For Immediate Release
June 2, 2005
Future Primate Facility Scuttled After Animal Liberation Front Attack
Quakertown, PA: Less than one week after the Animal Liberation Front (ALF) visited a Pennsylvania plant nursery whose owner was planning to convert it into a primate importing center, plans for the conversion were scuttled. Owner Michael Hsu said he’s pulling his application to open the kennel because of site limitations he discovered in an engineering report. He said the building needed for the facility is simply too large for the property available.
”We’re not intimidated by the vandals, and if we would have been allowed to go through the proper channels, we would have come to this conclusion anyway,” Hsu said Wednesday.
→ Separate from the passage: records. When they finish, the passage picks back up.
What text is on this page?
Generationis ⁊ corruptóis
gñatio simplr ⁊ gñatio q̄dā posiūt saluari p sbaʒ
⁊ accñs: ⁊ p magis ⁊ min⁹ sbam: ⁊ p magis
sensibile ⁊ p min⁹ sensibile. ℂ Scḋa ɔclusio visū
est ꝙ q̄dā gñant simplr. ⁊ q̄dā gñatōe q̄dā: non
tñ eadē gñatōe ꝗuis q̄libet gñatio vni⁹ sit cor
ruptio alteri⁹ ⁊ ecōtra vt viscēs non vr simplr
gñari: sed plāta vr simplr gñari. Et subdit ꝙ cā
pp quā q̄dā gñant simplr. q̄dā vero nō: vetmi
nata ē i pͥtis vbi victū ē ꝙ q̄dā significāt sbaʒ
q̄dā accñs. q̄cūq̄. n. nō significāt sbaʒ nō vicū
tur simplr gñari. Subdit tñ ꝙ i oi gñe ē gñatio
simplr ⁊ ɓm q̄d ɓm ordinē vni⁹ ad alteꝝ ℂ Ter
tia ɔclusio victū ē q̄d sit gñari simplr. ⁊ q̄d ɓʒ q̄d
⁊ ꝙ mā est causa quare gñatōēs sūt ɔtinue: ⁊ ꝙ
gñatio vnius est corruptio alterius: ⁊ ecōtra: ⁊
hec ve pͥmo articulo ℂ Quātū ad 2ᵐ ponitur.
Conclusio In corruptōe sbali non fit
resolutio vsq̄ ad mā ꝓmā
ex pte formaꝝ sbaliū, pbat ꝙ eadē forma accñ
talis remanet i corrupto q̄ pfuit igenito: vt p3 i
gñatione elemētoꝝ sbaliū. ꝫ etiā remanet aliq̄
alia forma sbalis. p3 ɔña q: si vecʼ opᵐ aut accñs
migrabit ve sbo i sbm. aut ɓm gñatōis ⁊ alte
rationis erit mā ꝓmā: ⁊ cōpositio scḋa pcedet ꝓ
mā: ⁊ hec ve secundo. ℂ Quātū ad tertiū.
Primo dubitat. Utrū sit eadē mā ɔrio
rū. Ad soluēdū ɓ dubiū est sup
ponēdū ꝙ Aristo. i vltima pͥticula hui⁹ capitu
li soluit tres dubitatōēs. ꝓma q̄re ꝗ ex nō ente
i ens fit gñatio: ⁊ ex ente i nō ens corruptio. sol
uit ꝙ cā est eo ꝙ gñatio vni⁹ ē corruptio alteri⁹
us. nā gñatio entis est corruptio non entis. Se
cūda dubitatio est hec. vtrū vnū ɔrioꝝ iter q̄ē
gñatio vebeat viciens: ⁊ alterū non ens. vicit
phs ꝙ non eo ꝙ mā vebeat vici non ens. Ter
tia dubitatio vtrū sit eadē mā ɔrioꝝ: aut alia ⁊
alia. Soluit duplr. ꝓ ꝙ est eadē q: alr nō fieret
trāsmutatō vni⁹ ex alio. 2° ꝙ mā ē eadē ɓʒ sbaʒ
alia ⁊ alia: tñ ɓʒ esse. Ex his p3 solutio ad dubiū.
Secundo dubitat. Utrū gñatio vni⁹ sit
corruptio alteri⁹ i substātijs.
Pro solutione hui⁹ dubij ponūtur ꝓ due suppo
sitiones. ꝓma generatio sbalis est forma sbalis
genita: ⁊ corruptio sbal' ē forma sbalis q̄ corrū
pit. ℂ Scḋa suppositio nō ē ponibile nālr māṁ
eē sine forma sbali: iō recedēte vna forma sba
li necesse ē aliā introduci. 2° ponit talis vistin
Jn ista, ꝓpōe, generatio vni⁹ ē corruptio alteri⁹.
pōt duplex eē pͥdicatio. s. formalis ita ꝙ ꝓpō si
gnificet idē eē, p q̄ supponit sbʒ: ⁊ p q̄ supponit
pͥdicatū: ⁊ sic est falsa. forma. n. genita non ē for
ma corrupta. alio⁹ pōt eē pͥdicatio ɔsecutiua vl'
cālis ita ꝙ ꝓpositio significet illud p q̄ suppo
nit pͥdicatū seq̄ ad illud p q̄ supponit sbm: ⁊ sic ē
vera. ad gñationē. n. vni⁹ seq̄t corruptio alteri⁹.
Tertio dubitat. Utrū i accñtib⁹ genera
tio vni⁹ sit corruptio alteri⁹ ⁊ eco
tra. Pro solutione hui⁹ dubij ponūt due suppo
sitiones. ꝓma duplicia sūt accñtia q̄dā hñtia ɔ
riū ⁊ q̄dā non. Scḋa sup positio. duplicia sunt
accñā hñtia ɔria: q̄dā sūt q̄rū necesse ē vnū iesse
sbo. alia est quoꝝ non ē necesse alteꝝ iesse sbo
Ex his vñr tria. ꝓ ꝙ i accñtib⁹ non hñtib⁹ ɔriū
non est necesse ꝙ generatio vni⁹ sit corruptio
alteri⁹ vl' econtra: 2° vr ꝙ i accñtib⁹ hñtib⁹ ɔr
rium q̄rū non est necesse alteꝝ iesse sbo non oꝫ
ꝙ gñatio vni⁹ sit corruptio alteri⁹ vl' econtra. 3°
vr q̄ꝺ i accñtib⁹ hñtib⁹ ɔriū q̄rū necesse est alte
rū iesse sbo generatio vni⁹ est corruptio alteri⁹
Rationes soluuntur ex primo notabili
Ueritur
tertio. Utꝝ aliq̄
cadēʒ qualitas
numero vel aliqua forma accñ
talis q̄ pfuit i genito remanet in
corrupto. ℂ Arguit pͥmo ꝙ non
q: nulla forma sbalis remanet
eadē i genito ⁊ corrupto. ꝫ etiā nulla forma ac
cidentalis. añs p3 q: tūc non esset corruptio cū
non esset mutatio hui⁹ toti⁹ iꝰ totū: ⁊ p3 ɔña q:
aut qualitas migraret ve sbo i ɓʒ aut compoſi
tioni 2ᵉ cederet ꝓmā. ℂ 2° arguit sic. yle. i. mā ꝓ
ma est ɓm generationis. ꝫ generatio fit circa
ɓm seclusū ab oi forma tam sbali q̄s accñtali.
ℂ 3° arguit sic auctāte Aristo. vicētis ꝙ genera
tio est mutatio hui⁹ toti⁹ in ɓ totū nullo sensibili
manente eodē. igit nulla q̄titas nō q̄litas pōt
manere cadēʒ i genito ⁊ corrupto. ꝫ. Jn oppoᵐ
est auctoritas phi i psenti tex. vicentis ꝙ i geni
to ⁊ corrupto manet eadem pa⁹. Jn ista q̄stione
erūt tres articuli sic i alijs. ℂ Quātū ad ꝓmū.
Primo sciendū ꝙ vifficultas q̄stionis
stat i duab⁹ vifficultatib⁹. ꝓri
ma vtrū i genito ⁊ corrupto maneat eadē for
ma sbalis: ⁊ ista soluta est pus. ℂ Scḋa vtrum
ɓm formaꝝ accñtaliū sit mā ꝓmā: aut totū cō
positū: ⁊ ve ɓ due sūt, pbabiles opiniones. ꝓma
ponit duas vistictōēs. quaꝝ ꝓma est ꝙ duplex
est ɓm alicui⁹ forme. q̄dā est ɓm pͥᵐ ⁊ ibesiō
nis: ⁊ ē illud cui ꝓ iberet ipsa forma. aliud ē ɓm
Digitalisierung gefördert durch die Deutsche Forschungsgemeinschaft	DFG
“Right. As long as Hsu is no longer going to sell hundreds of non-human primates into a life of misery at the hands of animal experimenters, I don’t care what reason he gives publicly for abandoning his ill-devised scheme.” stated Dr. Jerry Vlasak, a former animal researcher who now criticises the use of animals by institutions who use them to gain additional funding.
Linda Howard, a spokeswoman for the Allied Effort to Save Other Primates in San Antonio, Texas, said she was pleased with Hsu’s decision. ”I am happy because regardless of why they’re doing this, it’s a good thing for primates of the world,” Howard said.
Last week activists had overturned and destroyed about 1,000 peonies, including some rare breeds, poured paint stripper on two vehicles and spray-painted graffiti on buildings and greenhouses at Peonyland, 475 Church Road, Richland Township. They wrote phrases — such as ”Fuck with primates, get fucked by us. ALF”; ”the ALF is watching”; and ”this will just be the start” — on greenhouses and storage garages at the business owned by the Hsu family.
The kennel supposedly would have housed up to 500 monkeys until they were shipped to medical research laboratories, where they would be subjected to painful experiments before being killed, usually years or decades later. The monkeys would have been shipped from a supply company in Beijing, also owned by the co-applicants that include Hsu and his parents, Chao and Susan Hsu.
There is no information yet on who may have vandalized the nursery, said Jerri Williams, a spokeswoman for the FBI’s Philadelphia branch. ”We have no leads to indicate that it’s any particular person, or who may be responsible for this,” Williams said Wednesday.